In functional genomics studies, tests on mean heterogeneity have been widely employed to identify differentially expressed genes with distinct mean expression levels under different experimental conditions. Variance heterogeneity (aka, the difference between condition-specific variances) of gene expression levels is simply neglected or calibrated for as an impediment. The mean heterogeneity in the expression level of a gene reflects one aspect of its distribution alteration; and variance heterogeneity induced by condition change may reflect another aspect. Change in condition may alter both mean and some higher-order characteristics of the distributions of expression levels of susceptible genes.

RESULTS

In this report, we put forth a conception of mean-variance differentially expressed (MVDE) genes, whose expression means and variances are sensitive to the change in experimental condition.
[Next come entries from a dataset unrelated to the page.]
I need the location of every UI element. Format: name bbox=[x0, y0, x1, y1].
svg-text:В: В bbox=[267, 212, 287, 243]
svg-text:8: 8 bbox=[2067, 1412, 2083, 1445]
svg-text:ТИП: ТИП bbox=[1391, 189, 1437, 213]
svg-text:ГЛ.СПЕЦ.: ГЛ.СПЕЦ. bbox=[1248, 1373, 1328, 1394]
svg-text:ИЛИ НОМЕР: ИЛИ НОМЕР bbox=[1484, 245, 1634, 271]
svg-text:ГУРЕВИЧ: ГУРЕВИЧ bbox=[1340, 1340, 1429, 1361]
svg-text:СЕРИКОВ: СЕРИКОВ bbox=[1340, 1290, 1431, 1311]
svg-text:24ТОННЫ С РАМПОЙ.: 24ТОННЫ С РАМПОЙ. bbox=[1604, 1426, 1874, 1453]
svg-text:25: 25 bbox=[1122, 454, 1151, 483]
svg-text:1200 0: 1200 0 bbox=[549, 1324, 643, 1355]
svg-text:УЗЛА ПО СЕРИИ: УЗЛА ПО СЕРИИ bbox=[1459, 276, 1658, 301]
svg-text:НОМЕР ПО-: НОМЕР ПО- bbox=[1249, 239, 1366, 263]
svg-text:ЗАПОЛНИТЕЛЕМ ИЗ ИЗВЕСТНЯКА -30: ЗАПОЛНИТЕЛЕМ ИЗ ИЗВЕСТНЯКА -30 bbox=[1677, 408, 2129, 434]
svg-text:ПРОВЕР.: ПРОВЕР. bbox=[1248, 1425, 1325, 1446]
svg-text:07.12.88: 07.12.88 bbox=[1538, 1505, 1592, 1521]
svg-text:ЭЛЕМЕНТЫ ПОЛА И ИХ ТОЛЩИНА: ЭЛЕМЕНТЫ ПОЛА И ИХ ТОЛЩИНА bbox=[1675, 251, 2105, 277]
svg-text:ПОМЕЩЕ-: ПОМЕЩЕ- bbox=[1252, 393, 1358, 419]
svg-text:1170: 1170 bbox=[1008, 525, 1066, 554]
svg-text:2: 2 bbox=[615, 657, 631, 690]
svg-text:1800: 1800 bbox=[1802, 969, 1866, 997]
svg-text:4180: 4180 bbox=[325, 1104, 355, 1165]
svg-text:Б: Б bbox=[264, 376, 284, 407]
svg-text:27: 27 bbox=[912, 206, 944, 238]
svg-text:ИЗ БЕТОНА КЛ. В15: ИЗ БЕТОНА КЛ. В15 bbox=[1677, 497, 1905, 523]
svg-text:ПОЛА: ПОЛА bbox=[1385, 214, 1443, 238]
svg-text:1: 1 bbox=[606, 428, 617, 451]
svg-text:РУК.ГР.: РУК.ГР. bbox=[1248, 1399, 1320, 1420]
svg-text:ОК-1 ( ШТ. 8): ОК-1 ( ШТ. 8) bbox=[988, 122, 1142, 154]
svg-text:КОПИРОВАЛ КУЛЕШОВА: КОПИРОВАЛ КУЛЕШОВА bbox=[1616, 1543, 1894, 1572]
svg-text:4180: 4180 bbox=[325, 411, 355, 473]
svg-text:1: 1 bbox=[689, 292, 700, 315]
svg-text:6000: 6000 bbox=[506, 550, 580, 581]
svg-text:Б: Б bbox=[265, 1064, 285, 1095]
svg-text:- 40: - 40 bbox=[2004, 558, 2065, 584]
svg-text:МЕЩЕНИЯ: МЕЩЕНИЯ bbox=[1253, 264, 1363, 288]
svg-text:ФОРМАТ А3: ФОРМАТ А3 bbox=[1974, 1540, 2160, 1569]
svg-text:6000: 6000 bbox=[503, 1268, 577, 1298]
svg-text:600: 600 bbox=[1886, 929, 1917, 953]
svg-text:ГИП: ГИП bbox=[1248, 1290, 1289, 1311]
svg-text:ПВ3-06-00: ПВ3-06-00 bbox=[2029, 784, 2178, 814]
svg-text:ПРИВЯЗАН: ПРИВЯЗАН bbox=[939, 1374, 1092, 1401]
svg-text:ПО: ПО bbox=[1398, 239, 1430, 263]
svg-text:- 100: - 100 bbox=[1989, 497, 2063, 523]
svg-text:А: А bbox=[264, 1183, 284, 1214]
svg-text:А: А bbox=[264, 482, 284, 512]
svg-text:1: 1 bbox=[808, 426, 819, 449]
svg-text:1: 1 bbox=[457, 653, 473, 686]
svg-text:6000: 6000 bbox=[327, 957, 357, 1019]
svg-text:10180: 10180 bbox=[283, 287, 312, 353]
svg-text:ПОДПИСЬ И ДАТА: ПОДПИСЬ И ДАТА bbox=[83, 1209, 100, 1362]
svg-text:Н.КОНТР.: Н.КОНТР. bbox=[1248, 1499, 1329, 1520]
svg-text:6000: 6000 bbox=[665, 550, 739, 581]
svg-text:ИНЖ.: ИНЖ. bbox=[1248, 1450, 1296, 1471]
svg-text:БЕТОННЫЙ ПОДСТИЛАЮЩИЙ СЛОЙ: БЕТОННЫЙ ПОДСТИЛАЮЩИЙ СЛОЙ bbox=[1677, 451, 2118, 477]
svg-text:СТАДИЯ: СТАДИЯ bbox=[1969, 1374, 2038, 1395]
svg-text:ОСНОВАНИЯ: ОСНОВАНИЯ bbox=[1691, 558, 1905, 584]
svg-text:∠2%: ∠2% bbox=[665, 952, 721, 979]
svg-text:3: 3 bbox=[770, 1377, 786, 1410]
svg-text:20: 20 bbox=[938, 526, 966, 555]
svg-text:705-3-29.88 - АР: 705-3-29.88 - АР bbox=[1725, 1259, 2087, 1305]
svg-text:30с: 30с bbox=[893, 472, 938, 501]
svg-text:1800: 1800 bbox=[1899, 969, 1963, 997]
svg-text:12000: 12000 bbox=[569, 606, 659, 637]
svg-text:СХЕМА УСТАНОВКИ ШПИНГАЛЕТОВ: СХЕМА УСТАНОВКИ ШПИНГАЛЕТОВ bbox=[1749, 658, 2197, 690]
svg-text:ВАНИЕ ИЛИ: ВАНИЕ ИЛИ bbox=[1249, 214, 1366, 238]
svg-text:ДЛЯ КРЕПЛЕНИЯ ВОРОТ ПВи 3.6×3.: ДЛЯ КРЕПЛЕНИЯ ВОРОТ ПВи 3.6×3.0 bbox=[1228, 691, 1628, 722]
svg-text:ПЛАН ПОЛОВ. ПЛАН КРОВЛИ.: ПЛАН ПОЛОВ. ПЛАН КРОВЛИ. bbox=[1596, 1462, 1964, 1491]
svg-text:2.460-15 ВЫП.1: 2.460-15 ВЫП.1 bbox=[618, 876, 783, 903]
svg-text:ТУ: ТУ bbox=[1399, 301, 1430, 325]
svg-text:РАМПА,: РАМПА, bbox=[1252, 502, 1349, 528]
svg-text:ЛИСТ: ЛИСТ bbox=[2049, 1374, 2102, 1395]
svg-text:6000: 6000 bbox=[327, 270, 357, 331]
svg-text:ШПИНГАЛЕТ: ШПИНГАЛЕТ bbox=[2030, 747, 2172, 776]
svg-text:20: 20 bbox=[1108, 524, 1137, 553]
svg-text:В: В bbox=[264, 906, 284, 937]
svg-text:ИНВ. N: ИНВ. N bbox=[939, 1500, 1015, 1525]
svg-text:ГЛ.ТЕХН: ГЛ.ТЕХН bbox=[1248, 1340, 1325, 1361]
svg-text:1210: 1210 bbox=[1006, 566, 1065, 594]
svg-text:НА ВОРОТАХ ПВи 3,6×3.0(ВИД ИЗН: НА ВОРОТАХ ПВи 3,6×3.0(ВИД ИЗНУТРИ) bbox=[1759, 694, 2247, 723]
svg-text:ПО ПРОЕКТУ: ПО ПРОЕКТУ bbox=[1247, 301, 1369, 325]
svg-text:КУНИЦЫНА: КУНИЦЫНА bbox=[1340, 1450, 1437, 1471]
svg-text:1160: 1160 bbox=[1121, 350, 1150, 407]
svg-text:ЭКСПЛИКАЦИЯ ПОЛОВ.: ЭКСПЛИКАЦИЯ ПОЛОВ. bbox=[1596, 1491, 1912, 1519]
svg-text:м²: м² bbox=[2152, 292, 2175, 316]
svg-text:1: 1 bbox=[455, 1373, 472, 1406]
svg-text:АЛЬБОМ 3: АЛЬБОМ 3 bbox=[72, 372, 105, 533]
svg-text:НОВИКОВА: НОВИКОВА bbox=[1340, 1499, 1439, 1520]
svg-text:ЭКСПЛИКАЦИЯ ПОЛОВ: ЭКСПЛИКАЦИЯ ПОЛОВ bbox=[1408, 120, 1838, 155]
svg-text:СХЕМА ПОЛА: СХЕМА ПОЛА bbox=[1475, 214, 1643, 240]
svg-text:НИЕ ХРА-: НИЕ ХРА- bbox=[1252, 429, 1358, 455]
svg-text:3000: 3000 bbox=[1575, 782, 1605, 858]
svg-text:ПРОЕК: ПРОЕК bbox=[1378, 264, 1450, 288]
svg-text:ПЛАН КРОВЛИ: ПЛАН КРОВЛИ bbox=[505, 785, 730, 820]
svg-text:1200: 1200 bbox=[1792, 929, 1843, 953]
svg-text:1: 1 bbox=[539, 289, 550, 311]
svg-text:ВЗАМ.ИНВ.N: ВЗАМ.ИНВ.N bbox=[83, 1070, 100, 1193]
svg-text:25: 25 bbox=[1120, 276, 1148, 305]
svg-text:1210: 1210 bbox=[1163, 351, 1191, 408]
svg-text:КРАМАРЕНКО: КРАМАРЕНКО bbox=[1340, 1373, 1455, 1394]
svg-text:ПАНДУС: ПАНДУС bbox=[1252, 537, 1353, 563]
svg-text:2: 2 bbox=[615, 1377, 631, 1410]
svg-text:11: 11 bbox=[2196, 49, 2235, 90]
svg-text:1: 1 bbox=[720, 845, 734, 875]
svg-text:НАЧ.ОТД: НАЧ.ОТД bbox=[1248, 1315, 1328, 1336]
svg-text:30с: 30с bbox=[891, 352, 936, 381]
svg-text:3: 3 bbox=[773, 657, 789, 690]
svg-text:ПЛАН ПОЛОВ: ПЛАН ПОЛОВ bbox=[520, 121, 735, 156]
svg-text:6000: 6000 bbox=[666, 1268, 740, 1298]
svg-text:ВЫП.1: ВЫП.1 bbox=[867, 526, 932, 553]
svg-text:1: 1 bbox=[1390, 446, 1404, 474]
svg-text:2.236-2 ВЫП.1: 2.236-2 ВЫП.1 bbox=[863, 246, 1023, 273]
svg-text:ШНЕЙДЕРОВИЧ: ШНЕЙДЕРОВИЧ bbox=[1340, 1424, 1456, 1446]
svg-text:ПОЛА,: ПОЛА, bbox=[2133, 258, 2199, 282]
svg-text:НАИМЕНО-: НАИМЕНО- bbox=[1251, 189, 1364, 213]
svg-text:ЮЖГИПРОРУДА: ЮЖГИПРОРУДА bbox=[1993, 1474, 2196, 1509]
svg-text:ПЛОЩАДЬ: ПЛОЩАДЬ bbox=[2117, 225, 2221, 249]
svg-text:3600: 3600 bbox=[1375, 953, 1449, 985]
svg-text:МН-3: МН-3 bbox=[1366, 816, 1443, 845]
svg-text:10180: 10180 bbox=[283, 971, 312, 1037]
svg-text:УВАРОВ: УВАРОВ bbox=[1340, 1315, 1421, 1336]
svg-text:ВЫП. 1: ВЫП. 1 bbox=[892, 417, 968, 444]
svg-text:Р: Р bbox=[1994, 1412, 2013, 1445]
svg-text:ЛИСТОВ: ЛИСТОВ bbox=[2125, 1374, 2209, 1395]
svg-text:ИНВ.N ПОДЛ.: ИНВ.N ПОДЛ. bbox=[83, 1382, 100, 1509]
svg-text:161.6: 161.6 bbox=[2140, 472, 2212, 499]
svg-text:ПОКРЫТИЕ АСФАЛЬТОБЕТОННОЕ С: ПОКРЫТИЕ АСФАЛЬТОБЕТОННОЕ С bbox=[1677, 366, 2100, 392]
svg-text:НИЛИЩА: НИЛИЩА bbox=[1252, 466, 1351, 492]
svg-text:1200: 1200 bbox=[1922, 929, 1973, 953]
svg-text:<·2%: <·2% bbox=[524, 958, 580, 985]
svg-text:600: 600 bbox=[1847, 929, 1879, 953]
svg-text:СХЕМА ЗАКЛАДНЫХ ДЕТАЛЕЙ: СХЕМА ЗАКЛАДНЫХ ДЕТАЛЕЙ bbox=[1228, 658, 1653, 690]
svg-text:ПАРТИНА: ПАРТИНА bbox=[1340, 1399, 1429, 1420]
We mathematically proved the null independence of existent mean heterogeneity tests and variance heterogeneity tests. Based on the independence, we proposed an integrative mean-variance test (IMVT) to combine gene-wise mean heterogeneity and variance heterogeneity induced by condition change. The IMVT outperformed its competitors under comprehensive simulations of normality and Laplace settings. For moderate samples, the IMVT well controlled type I error rates, and so did existent mean heterogeneity test (i.e., the Welch t test (WT), the moderated Welch t test (MWT)) and the procedure of separate tests on mean and variance heterogeneities (SMVT), but the likelihood ratio test (LRT) severely inflated type I error rates. In presence of variance heterogeneity, the IMVT appeared noticeably more powerful than all the valid mean heterogeneity tests. Application to the gene profiles of peripheral circulating B raised solid evidence of informative variance heterogeneity. After adjusting for background data structure, the IMVT replicated previous discoveries and identified novel experiment-wide significant MVDE genes.

CONCLUSIONS

Our results indicate tremendous potential gain of integrating informative variance heterogeneity after adjusting for global confounders and background data structure. The proposed informative integration test better summarizes the impacts of condition change on expression distributions of susceptible genes than do the existent competitors. Therefore, particular attention should be paid to explicitly exploit the variance heterogeneity induced by condition change in functional genomics analysis.